At stake is who defines what will happen in the neighborhood. Over recent months, the city has put out two different surveys and held three community meetings, which residents say were poorly advertised. Activists call the process flawed and often patronizing.

“We’ve been here through it all, and we’re the ones who know best what our neighborhood needs,” says Jocelyn Harris, co-leader of JCCA and a former president of the citizens’ district council. Her group collected more than 300 signatures on a petition that called for “a more equitable and inclusive planning and economic development process that prioritizes the voice and recommendations of our residents.”

Representing residents?

When the group met with chief city planner Maurice Cox after they went to City Council, Cox questioned whether they really had the numbers to prove they represented the views of residents.

In comparing the 12 priorities noted on the JCCA petition with 14 “initial recommendations” unveiled by the city at an Oct. 8 community meeting, there is little overlap and clearly divergent perspectives.

The activists want a community center and separate elementary and middle schools (two old rec centers are both closed and there is one combined elementary and middle school). Penniman says the planning department can’t promise a rec center or school because those are the purview of other city departments. The activists want home repair grants for low-income residents, a property tax freeze, an enterprise zone and workforce development office, and the removal of bike lanes along Jefferson, which they complain were put in without any consultation with the neighborhood.

The city’s “initial recommendations” include none of those things, while touting “forest patches” and “solar pilot projects” on vacant lots and a canal walk along Alter Road -- projects not even on JCCA’s radar. The document also mentions “establishing a conservation overly district,” an ugly typo for an “overlay district,” itself an obscure planning concept. 

One aspect of the city’s plan -- opening up “frenced off” [sic] pedestrian entrances to A.B. Ford Park along the river, has already been scuttled (or at least delayed) after a homeowner complained it was exactly what nearby residents did not want to see, as it would make it too easy for troublemakers to gather in the park. 

JCCA has held eight meetings since April 2017, with the latest attracting nearly 50 people. The city has recently put many of the activists on its official “Residents in Action” committee, giving them a seat at the table. But many are still disgruntled and suspicious.
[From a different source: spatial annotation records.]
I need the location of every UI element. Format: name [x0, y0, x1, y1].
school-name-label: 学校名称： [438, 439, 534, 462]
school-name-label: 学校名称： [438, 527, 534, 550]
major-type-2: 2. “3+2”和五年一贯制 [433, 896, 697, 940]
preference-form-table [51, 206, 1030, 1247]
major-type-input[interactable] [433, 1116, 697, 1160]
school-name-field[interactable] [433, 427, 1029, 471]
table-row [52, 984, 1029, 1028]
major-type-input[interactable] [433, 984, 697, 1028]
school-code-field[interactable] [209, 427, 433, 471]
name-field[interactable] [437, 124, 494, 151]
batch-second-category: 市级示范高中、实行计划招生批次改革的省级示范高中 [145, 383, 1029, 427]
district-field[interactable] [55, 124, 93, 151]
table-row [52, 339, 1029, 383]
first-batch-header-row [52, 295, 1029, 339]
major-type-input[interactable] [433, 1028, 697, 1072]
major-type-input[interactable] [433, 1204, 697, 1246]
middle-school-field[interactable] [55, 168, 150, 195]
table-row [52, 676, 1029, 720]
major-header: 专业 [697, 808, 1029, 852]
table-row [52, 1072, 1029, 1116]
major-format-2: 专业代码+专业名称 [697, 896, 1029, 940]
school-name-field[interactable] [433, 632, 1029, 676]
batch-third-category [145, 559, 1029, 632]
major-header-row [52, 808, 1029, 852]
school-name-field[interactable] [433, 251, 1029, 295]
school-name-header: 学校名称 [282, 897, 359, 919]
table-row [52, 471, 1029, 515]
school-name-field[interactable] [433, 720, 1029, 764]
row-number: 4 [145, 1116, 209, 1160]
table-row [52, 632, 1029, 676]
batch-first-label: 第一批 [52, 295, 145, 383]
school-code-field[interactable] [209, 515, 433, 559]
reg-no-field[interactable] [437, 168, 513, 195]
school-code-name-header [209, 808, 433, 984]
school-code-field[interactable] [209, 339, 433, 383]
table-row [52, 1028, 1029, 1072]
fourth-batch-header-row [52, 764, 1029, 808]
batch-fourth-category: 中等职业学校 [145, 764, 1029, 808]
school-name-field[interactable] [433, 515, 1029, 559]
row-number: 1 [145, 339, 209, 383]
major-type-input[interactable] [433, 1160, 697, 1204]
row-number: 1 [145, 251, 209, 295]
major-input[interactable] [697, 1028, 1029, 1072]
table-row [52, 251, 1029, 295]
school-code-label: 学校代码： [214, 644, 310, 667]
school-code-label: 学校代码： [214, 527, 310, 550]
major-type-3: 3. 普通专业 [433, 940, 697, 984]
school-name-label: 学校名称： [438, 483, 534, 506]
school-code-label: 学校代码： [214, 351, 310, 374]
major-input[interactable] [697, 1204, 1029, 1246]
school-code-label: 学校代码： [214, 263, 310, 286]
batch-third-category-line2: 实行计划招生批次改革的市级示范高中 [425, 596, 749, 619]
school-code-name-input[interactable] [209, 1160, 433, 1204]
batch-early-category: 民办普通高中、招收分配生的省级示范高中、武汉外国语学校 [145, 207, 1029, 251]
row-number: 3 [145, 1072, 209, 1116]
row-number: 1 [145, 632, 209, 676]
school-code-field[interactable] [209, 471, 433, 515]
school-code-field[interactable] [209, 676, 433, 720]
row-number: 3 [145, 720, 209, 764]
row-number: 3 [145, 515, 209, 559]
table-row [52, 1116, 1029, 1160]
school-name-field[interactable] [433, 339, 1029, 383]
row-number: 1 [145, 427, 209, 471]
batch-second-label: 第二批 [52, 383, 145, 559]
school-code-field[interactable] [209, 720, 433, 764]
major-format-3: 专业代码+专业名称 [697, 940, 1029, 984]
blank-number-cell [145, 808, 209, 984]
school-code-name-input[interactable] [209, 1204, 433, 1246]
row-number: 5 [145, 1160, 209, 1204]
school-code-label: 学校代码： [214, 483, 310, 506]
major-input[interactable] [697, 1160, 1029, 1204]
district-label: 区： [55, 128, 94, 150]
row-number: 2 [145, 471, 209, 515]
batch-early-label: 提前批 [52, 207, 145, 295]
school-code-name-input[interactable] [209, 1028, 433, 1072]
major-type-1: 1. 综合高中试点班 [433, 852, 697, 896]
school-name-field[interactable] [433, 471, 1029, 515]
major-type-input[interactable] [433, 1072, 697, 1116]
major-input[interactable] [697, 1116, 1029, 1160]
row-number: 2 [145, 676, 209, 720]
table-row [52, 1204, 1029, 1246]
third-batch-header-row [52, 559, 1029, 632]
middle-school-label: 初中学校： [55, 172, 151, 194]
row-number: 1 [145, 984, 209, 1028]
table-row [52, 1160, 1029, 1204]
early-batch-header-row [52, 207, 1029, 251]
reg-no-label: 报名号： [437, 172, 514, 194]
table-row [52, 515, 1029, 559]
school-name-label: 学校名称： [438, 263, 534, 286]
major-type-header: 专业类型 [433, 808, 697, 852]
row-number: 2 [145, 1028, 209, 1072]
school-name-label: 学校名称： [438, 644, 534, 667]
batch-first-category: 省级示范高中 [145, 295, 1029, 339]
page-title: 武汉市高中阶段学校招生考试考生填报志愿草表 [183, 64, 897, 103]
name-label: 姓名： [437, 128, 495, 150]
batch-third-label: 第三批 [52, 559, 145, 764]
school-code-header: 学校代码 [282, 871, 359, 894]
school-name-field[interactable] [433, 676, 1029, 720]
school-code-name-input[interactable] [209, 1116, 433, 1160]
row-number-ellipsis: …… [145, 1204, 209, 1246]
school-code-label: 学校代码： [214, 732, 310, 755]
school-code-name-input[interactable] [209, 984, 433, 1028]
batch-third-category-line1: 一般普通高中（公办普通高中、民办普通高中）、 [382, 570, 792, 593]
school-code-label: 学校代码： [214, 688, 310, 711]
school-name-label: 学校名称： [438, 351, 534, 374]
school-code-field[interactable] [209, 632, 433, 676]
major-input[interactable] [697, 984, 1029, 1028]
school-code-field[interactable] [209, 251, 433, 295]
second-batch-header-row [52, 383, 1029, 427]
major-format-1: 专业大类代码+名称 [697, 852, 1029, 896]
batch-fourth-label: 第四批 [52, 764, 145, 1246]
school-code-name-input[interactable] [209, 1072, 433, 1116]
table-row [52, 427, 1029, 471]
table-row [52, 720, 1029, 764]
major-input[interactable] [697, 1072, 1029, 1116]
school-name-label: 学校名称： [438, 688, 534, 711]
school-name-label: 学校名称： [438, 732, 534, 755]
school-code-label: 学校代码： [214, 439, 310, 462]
Penniman insists “we strive to get as representative a sample of community sentiment as possible given the resources at our disposal.” He says the city’s preliminary plan for the neighborhood, based on tabulations of responses to its initial recommendations, will be presented at the city’s fourth community meeting, slated for late January.

But the two sets of proposals contain little common ground, and no clear path to agreement is apparent.